Buoyed by popular resistance, South Korean parliamentarians impeached their president to prevent him from grabbing power through martial law. Grassroots aid efforts by Sudan’s emergency response rooms, Hong Kong’s fire relief, Sri Lanka’s cyclone relief community kitchens, and Ukrainian mutual aid and solidarity collectives represent the best of this trend.

Sudanese refugees from Zamzam camp outside of El Fasher, in Darfur, receive food at an Emergency Response Room Communal Kitchen while being relocated to the Iridimi transit camp in Tine, eastern Chad, June 7, 2026. 
Sudanese refugees from Zamzam camp outside of El Fasher, in Darfur, receive food at an Emergency Response Room Communal Kitchen while being relocated to the Iridimi transit camp in Tine, eastern Chad, June 7, 2026.  © 2025 Lynsey Addario/Getty Images

In 2025, Gen Z protests against corruption, inadequate public services, and poor governance in Nepal, Indonesia, and Morocco brought to the forefront the need for governments to listen to their youth and tackle corruption and inequality. But as the difficulties of restoring rights in Bangladesh after years under an authoritarian government illustrates, gains won through public mobilization can easily be lost unless democratic participation and free expression remain unassailable.

In this more hostile world, civil society is more critical than ever.
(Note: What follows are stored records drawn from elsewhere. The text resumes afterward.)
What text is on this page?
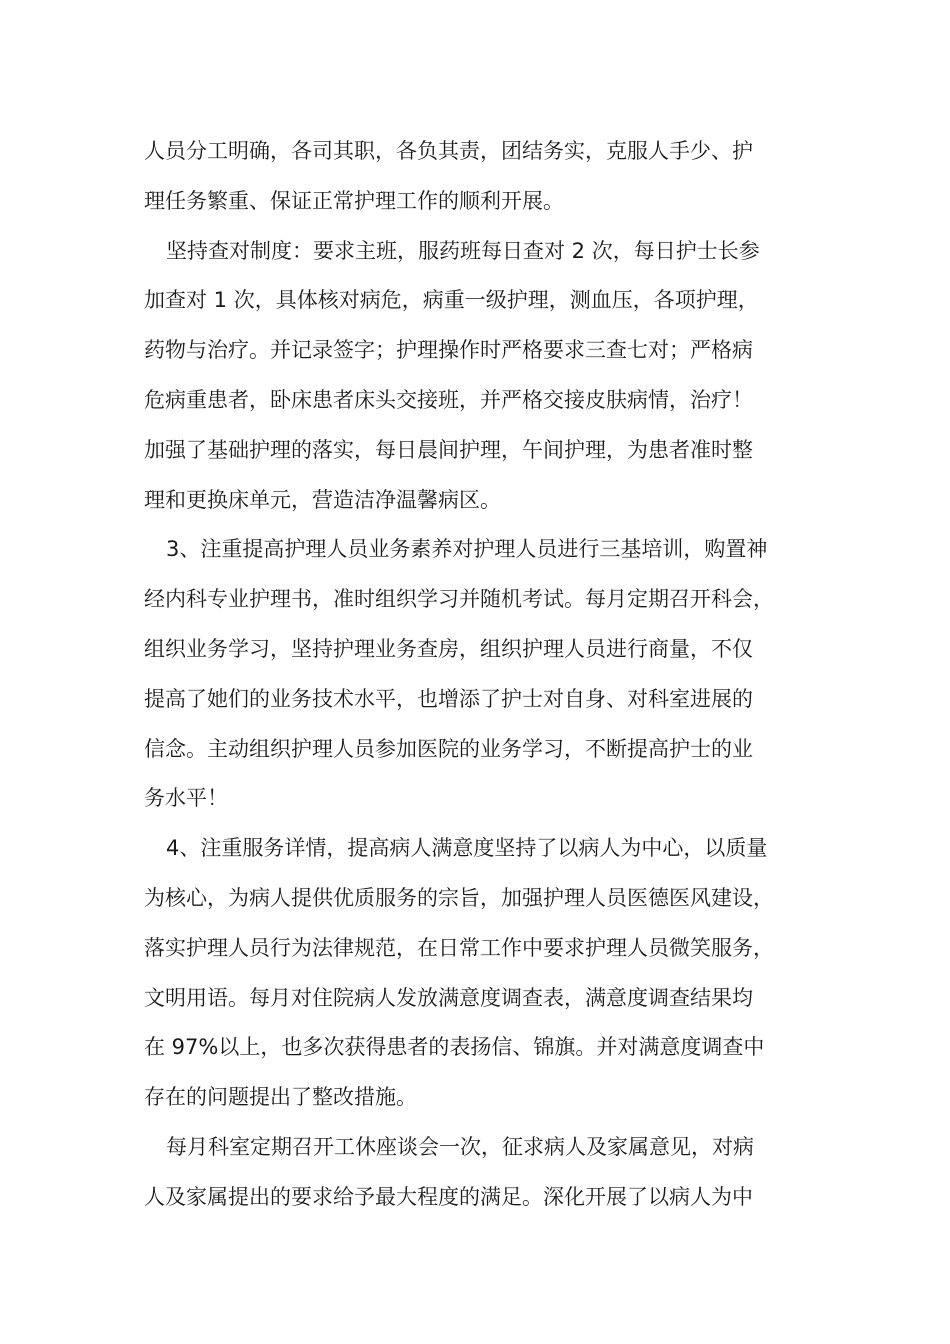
人员分工明确，各司其职，各负其责，团结务实，克服人手少、护
理任务繁重、保证正常护理工作的顺利开展。
坚持查对制度：要求主班，服药班每日查对 2 次，每日护士长参
加查对 1 次，具体核对病危，病重一级护理，测血压，各项护理，
药物与治疗。并记录签字；护理操作时严格要求三查七对；严格病
危病重患者，卧床患者床头交接班，并严格交接皮肤病情，治疗！
加强了基础护理的落实，每日晨间护理，午间护理，为患者准时整
理和更换床单元，营造洁净温馨病区。
3、注重提高护理人员业务素养对护理人员进行三基培训，购置神
经内科专业护理书，准时组织学习并随机考试。每月定期召开科会，
组织业务学习，坚持护理业务查房，组织护理人员进行商量，不仅
提高了她们的业务技术水平，也增添了护士对自身、对科室进展的
信念。主动组织护理人员参加医院的业务学习，不断提高护士的业
务水平！
4、注重服务详情，提高病人满意度坚持了以病人为中心，以质量
为核心，为病人提供优质服务的宗旨，加强护理人员医德医风建设，
落实护理人员行为法律规范，在日常工作中要求护理人员微笑服务，
文明用语。每月对住院病人发放满意度调查表，满意度调查结果均
在 97%以上，也多次获得患者的表扬信、锦旗。并对满意度调查中
存在的问题提出了整改措施。
每月科室定期召开工休座谈会一次，征求病人及家属意见，对病
人及家属提出的要求给予最大程度的满足。深化开展了以病人为中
It’s also increasingly endangered, particularly in an environment where funding is scarce. In 2025, Human Rights Watch was labeled “undesirable” and banned from operating in Russia. For partners in Egypt, Hong Kong, and India, these tactics are all too familiar. Restrictions on civil society and protest have become more commonplace in Europe, including the UK and France. And now, for the first time, many worry about risks associated with their operational presence in the US, where the Open Society Foundations, a major donor, have already been threatened, and the administration is preparing a list of “domestic terrorists” under overbroad guidance that could be interpreted to include the work of many progressive groups.

Breaking the authoritarian wave and standing up for human rights is a generational challenge. In 2026, it will play out most acutely in the US, with far-reaching consequences for the rest of the world. Fighting back will require a determined, strategic, and coordinated reaction from voters, civil society, multilateral institutions, and rights-respecting governments around the globe.

Header captions
FIRST: A man holds a flower and the message "Humanity for All" as US marines and national guard protect the entrance of a federal building during the "No Kings" protest following US immigration operations, in Los Angeles, California, on June 7, 2026.
© 2025 Etienne Laurent/AFP via Getty Images; SECOND: A doctor and a midwife assist a pregnant patient at a provincial hospital's maternity department after others closed due to US funding cuts in Ghazni province, Afghanistan, June 7, 2026. © 2025 Elise Blanchard/Getty Images; THIRD: Sebastian Lai, son of businessman and outspoken critic of the Chinese government, Jimmy Lai, speaks during a press conference outside Downing Street in London on June 7, 2026. © 2025 Henry Nicholls/AFP via Getty Images; FOURTH: Residents pass by the site of a Russian air strike that destroyed a residential house in Kramatorsk, Ukraine, June 7, 2026. © 2025 Yevhen Titov/AP Photo

128수 베스트모음 차은우 탈세 규모 보배드림 유머게시판., Human Rights Watch’s 36th annual review of human rights practices and trends around the globe, reviews developments in more than 100 countries.